Вторая половина дня. Заливаясь слезами, Бабушка поехала домой, схватила необходимые документы и помчалась в загс. Но у сотрудницы, ведающей этими делами, уже закончился рабочий день, и она наотрез отказалась меня регистрировать. Тогда Бабушка встала в дверях кабинета и поклялась, что не выпустит ее, если та немедленно не выдаст свидетельство о моем рождении. Потому что уже завтра Бабушка придет к ней за моим свидетельством о смерти.

– Сумасшедшая какая-то, – испугалась работница загса и на всякий случай решила не перечить.

Придвинув к себе бумаги, недовольно поджав губы, она засы́пала Бабушку вопросами:

– Как зовут мать ребенка? Год ее рождения? Как зовут отца ребенка?

Бабушка растерялась… перепутала отчество моего отца, год и место его рождения… Но работница загса так торопилась, что даже не стала ничего проверять. А может быть, ей было все равно? Ведь она помнила, что уже завтра ей придется оформлять на меня совершенно другие бумаги.

– Как зовут ребенка?

Не тормозя ни секунды, Бабушка выпалила:

– Маша. Девочку зовут Маша.

Имя явно было первым, которое пришло в голову, но какая уж в этой ситуации была разница?

Домой она вернулась с заветной зелененькой «корочкой» в руках. Села, обессилев, на стул посреди комнаты, сумку как попало бросила на кровать и долго-долго смотрела на старую, доставшуюся ей от бабушки, почерневшую икону Божьей Матери, что висела в углу.

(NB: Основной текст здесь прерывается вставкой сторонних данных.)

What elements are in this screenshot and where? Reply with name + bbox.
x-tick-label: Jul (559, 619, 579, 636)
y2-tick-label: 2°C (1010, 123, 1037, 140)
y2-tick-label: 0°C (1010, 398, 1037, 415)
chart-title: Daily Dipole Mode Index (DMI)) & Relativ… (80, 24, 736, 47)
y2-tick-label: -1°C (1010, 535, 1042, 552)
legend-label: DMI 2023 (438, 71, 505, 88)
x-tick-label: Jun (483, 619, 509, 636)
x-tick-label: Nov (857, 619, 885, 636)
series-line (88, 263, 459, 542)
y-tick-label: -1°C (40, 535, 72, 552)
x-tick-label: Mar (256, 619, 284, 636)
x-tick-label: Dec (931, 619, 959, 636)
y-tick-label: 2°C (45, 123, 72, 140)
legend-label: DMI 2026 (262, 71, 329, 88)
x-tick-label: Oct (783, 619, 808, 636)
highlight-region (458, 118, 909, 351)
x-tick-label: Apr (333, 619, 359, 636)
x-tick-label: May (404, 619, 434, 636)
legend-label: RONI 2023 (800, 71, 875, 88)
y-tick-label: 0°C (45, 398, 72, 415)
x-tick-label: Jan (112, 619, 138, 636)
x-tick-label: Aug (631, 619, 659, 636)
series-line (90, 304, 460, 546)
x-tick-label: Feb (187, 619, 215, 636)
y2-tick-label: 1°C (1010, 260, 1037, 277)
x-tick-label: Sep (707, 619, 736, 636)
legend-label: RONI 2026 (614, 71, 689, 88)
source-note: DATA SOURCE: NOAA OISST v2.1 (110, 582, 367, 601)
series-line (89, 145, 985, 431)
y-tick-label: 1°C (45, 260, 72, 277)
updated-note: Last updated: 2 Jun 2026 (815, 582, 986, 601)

– Вот, – сказала она, глядя Деве Марии прямо в глаза. – Она тоже Маша. Как ты…

И опять заплакала.

– Скажи мне, Матерь Божья, чем я тебя так прогневала?.. Дочь при смерти… внучка до утра не доживет…

Она потянулась к сумке достать сигареты. Надо заметить, что дымила моя Бабуля тогда как паровоз – не менее двух пачек в день уходило у нее на успокоение своих издерганных нервов. А уж когда к ней приезжала в гости ее любимая подружка Тетя Тамара и они забалтывались на кухне до утра – там и вовсе никто не считал, а просто вычищал к рассвету переполненные пепельницы.

Надорвала новую пачку, закурила, глубоко затянулась… Поперхнулась дымом – или слезами? – закашлялась…

– Черт бы тебя побрал, клятое зелье! Знать бы, что она выживет, – бросила бы совсем…

И, не докурив, яростно раздавила сигарету в пепельнице.

Прилегла, не раздеваясь, – роковой звонок из больницы мог раздаться в любой момент.

Утро наступило по-августовски прохладное и серенькое. Моросил уже какой-то вполне осенний дождичек… Да так все было уныло, что на кухне пришлось зажечь свет.

Кофе, конечно же, убежал. Молоко на дождик скисло. Пришлось глотать горькую жижу (а заварила Бабушка покрепче, учитывая, что спала вполглаза) без всякого удовольствия.

Тело ломило. Голова гудела. Глаза опухли от слез.

И тут вдруг Бабушка сообразила, что звонка из больницы не было!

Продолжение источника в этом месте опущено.